Bananas on sale at the Queen Vic market in December.
The price of bananas has already nearly doubled at some Melbourne supermarkets while at least one has capped how many customers can buy.
Shoppers in Diamond Creek, in Melbourne's north-east, are being limited to buying one kilogram of bananas at the local IGA supermarket.
Store duty manager Ramiz Umit said the shop had yesterday ordered 40 cartons of bananas from market suppliers but was only able to get eight cartons and today was hoping to receive 12 cartons after asking for 30.
Snapped in two ... a banana plantation at Innisfail.
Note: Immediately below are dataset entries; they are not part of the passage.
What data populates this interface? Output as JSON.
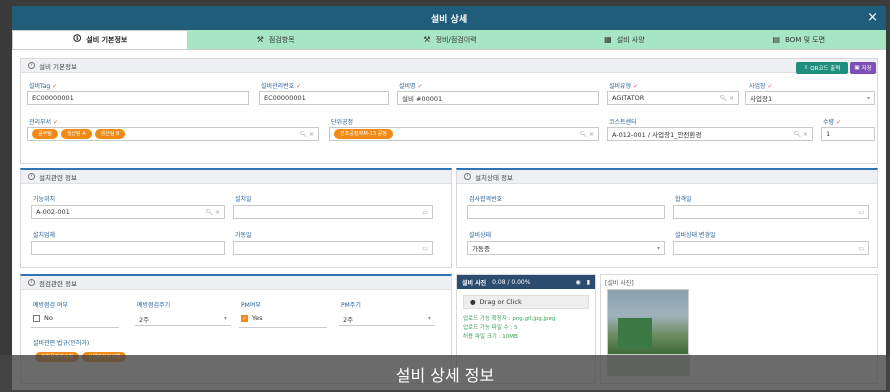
{
  "modal": {
    "title": "설비 상세",
    "close": "×"
  },
  "tabs": [
    {
      "icon": "🛈",
      "label": "설비 기본정보"
    },
    {
      "icon": "⚒",
      "label": "점검항목"
    },
    {
      "icon": "⚒",
      "label": "정비/점검이력"
    },
    {
      "icon": "▦",
      "label": "설비 사양"
    },
    {
      "icon": "▤",
      "label": "BOM 및 도면"
    }
  ],
  "basic": {
    "header": "설비 기본정보",
    "qr_button": "QR코드 출력",
    "save_button": "저장",
    "equip_tag_label": "설비Tag",
    "equip_tag_value": "EC00000001",
    "mgmt_no_label": "설비관리번호",
    "mgmt_no_value": "EC00000001",
    "equip_name_label": "설비명",
    "equip_name_value": "설비 #00001",
    "equip_type_label": "설비유형",
    "equip_type_value": "AGITATOR",
    "site_label": "사업장",
    "site_value": "사업장1",
    "dept_label": "관리부서",
    "dept_chips": [
      "공무팀",
      "생산팀 A",
      "생산팀 B"
    ],
    "process_label": "단위공정",
    "process_chip": "건조공정/RM-13 공정",
    "cost_center_label": "코스트센터",
    "cost_center_value": "A-012-001 / 사업장1_안전환경",
    "qty_label": "수량",
    "qty_value": "1"
  },
  "install": {
    "header": "설치관련 정보",
    "func_loc_label": "기능위치",
    "func_loc_value": "A-002-001",
    "install_date_label": "설치일",
    "installer_label": "설치업체",
    "operation_date_label": "가동일"
  },
  "status": {
    "header": "설치상태 정보",
    "inspection_no_label": "검사합격번호",
    "pass_date_label": "합격일",
    "equip_status_label": "설비상태",
    "equip_status_value": "가동중",
    "status_change_label": "설비상태 변경일"
  },
  "inspect": {
    "header": "점검관련 정보",
    "preventive_label": "예방점검 여부",
    "preventive_value": "No",
    "preventive_cycle_label": "예방점검주기",
    "preventive_cycle_value": "2주",
    "pm_label": "PM여부",
    "pm_value": "Yes",
    "pm_cycle_label": "PM주기",
    "pm_cycle_value": "2주",
    "law_label": "설비관련 법규(인허가)",
    "law_chips": [
      "화학물질관리법",
      "산업안전보건법"
    ]
  },
  "photo": {
    "header": "설비 사진",
    "size": "0.08 / 0.00%",
    "drop": "Drag or Click",
    "ext_info": "업로드 가능 확장자 : png,gif,jpg,jpeg",
    "count_info": "업로드 가능 파일 수 : 5",
    "size_info": "허용 파일 크기 : 10MB",
    "preview_label": "[설비 사진]"
  },
  "caption": "설비 상세 정보",
  "colors": {
    "title_bar": "#1f5d7a",
    "tab_bg": "#a7e6c4",
    "chip": "#f08a14",
    "qr_btn": "#1e8e7e",
    "save_btn": "#7b4fb3"
  }
}
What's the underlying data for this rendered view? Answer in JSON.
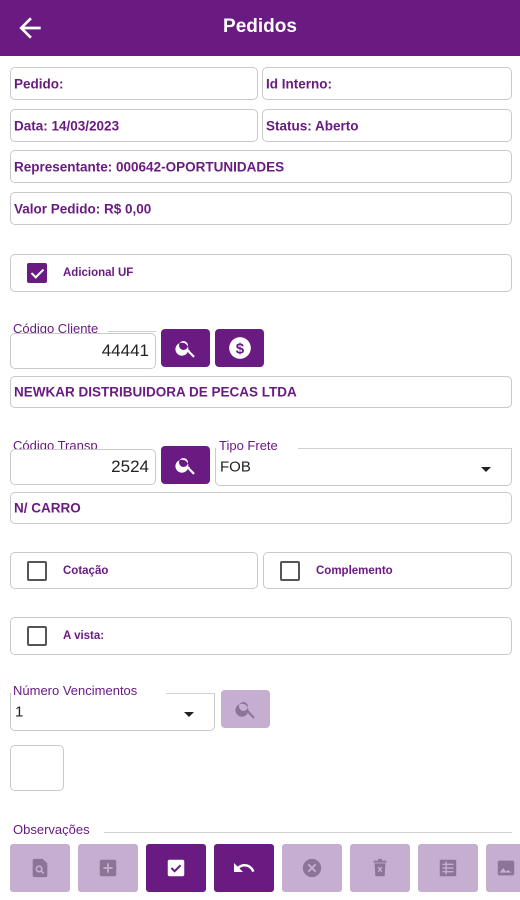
{
  "header": {
    "title": "Pedidos",
    "back_icon": "arrow-back-icon"
  },
  "fields": {
    "pedido": "Pedido:",
    "id_interno": "Id Interno:",
    "data": "Data: 14/03/2023",
    "status": "Status: Aberto",
    "representante": "Representante: 000642-OPORTUNIDADES",
    "valor_pedido": "Valor Pedido: R$ 0,00"
  },
  "adicional_uf": {
    "label": "Adicional UF",
    "checked": true
  },
  "cliente": {
    "label": "Código Cliente",
    "value": "44441",
    "name": "NEWKAR DISTRIBUIDORA DE PECAS LTDA",
    "search_icon": "search-icon",
    "money_icon": "dollar-icon"
  },
  "transp": {
    "label": "Código Transp",
    "value": "2524",
    "name": "N/ CARRO"
  },
  "tipo_frete": {
    "label": "Tipo Frete",
    "selected": "FOB"
  },
  "checks": {
    "cotacao": "Cotação",
    "complemento": "Complemento",
    "a_vista": "A vista:"
  },
  "vencimentos": {
    "label": "Número Vencimentos",
    "selected": "1"
  },
  "observacoes": {
    "label": "Observações"
  },
  "colors": {
    "primary": "#6a1b82",
    "disabled": "#c6aed0"
  }
}
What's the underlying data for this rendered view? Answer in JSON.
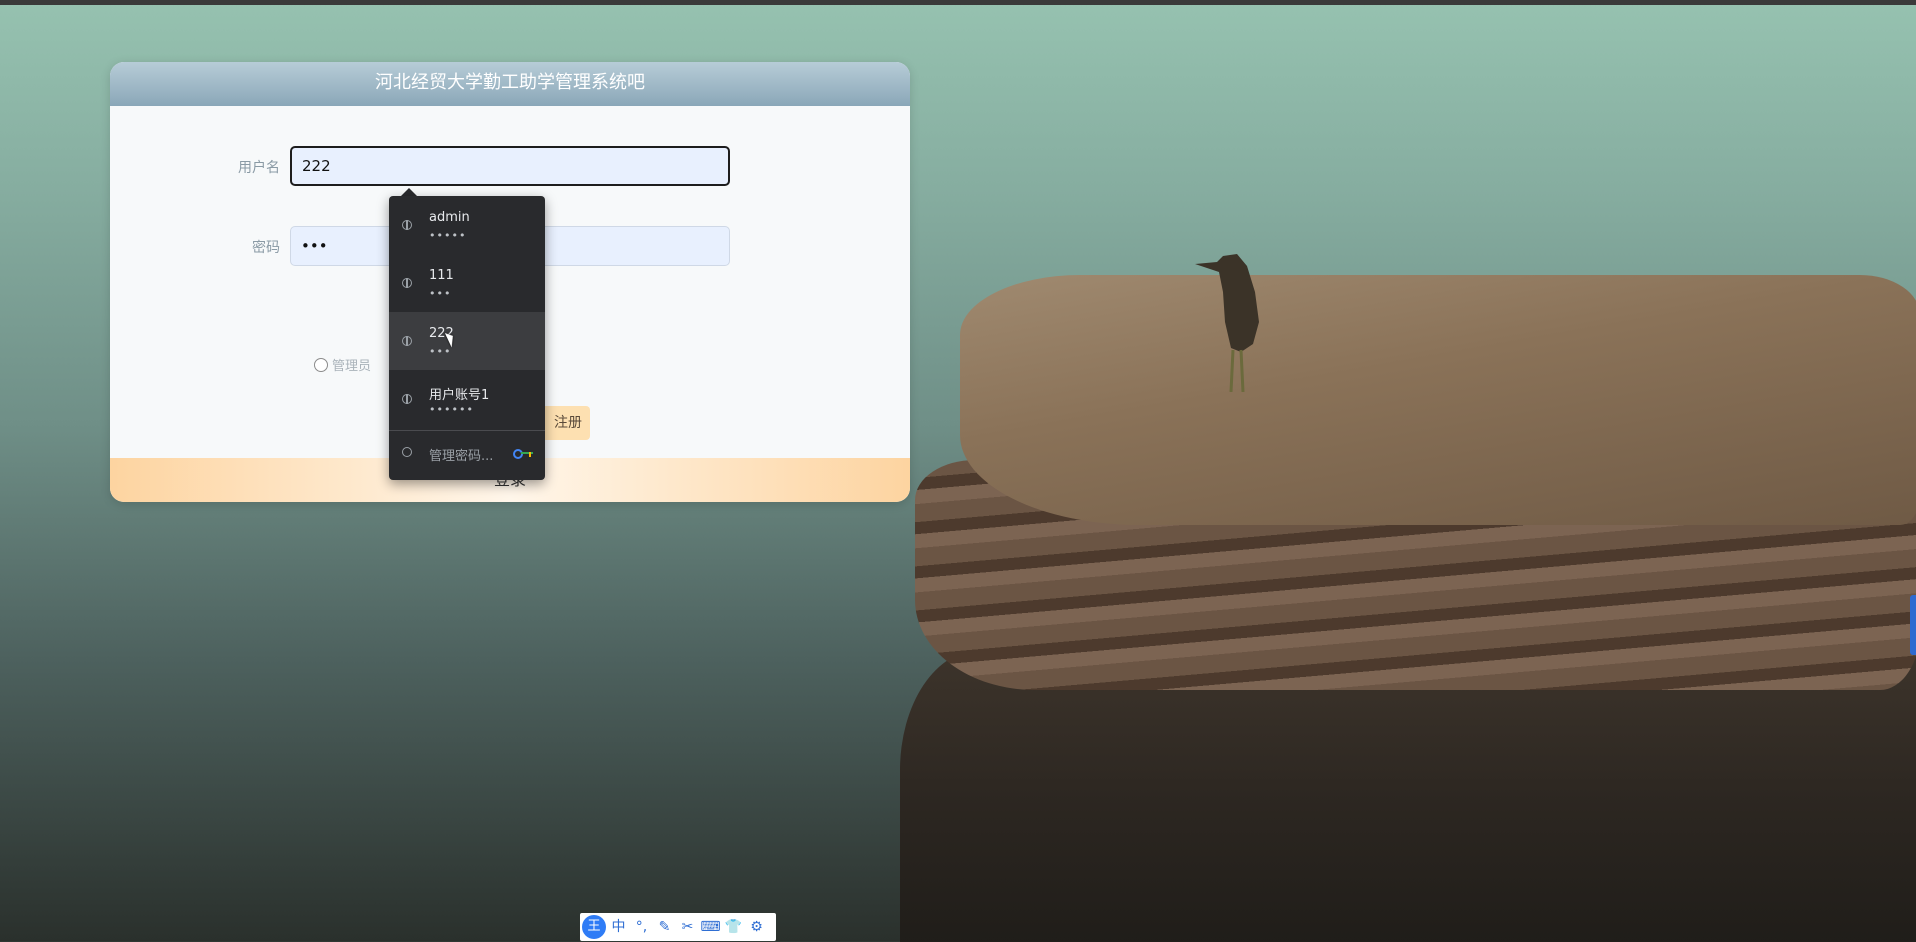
{
  "page": {
    "title": "河北经贸大学勤工助学管理系统吧"
  },
  "form": {
    "username_label": "用户名",
    "username_value": "222",
    "password_label": "密码",
    "password_value": "•••",
    "role_option": "管理员",
    "register_label": "注册",
    "login_label": "登录"
  },
  "autofill": {
    "items": [
      {
        "name": "admin",
        "password": "•••••"
      },
      {
        "name": "111",
        "password": "•••"
      },
      {
        "name": "222",
        "password": "•••"
      },
      {
        "name": "用户账号1",
        "password": "••••••"
      }
    ],
    "manage_label": "管理密码..."
  },
  "ime_toolbar": {
    "logo": "王",
    "buttons": [
      "中",
      "°,",
      "✎",
      "✂",
      "⌨",
      "👕",
      "⚙"
    ]
  },
  "colors": {
    "accent": "#2f7cf6",
    "header": "#8aa7b8",
    "footer": "#fdd4a0"
  }
}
Photo: Getty Images
He said bananas remained at only $1.99 a kilo at the store but customers were today being restricted to one kilogram - about four or five bananas.
"Everyone understands they've been good," he said.
It is feared bananas prices could skyrocket to $15 per kilogram with more than 75 per cent of Australia's banana crop wiped out by tropical cyclone Yasi in north Queensland.
Woolworths and Safeway supermarkets today increased the price of bananas from $2.75 per kilogram to $5.98 per kilogram.
Woolworths media relations manager Benedict Brook said the tropical fruit was the singularly most popular item sold in supermarkets.
He said the chain had one week's supply of bananas left but had decided to backpay its north Queensland suppliers at the current market price to help them recover from Cyclone Yasi.
Shoppers in turn would face price rises with the cost jumping from $1.98 in recent months, when there was a glut of bananas, to $2.75 per kilo in the wake of the Queensland floods, to $5.98 from today.
Mr Brook said customers would start noticing banana shortages from next week.
"We're still looking at what damage has been caused on the ground to our suppliers," he said.
"I think the information received is that Innisfail isn't as bad as cyclone Larry but Tully is clearly worse, so we are expecting there to be less bananas in stores from just over a week's time."
Mr Brook said Woolworths had begun sourcing bananas from the Northern Territory as well as north Queensland after Cyclone Larry destroyed banana crops in 2006 but the majority were still grown in the cyclone-affected areas of Innisfail and Tully.
Burwood IGA manager Andrew Dablo said he was surprised that the cost of bananas had already risen at markets and suspected some sellers were profiteering.
"I was a little bit concerned that they went up straight away yesterday morning because they would have had a lot of bananas at the market yesterday," he said.
"I think the price rise straight away was a bit unnecessary."
He said he believed bananas accounted for about 10 per cent of supermarket fruit and vegetable sales.
Mr Dablo said bananas had risen late yesterday to at his store from $2.58 per kilogram to $4.49 but only once the existing stock had sold out at the lower price.
Yarraville IGA manager Hemi Kumar said bananas were now selling for $6.99, up from $3.99 per kilogram.
Coles supermarkets were today selling bananas for $3.98 per kilogram.
Mr Brook said fruits grown in cooler climates such as apples and strawberries would be in plentiful supply as well as some tropical fruits such as pineapples and mangoes.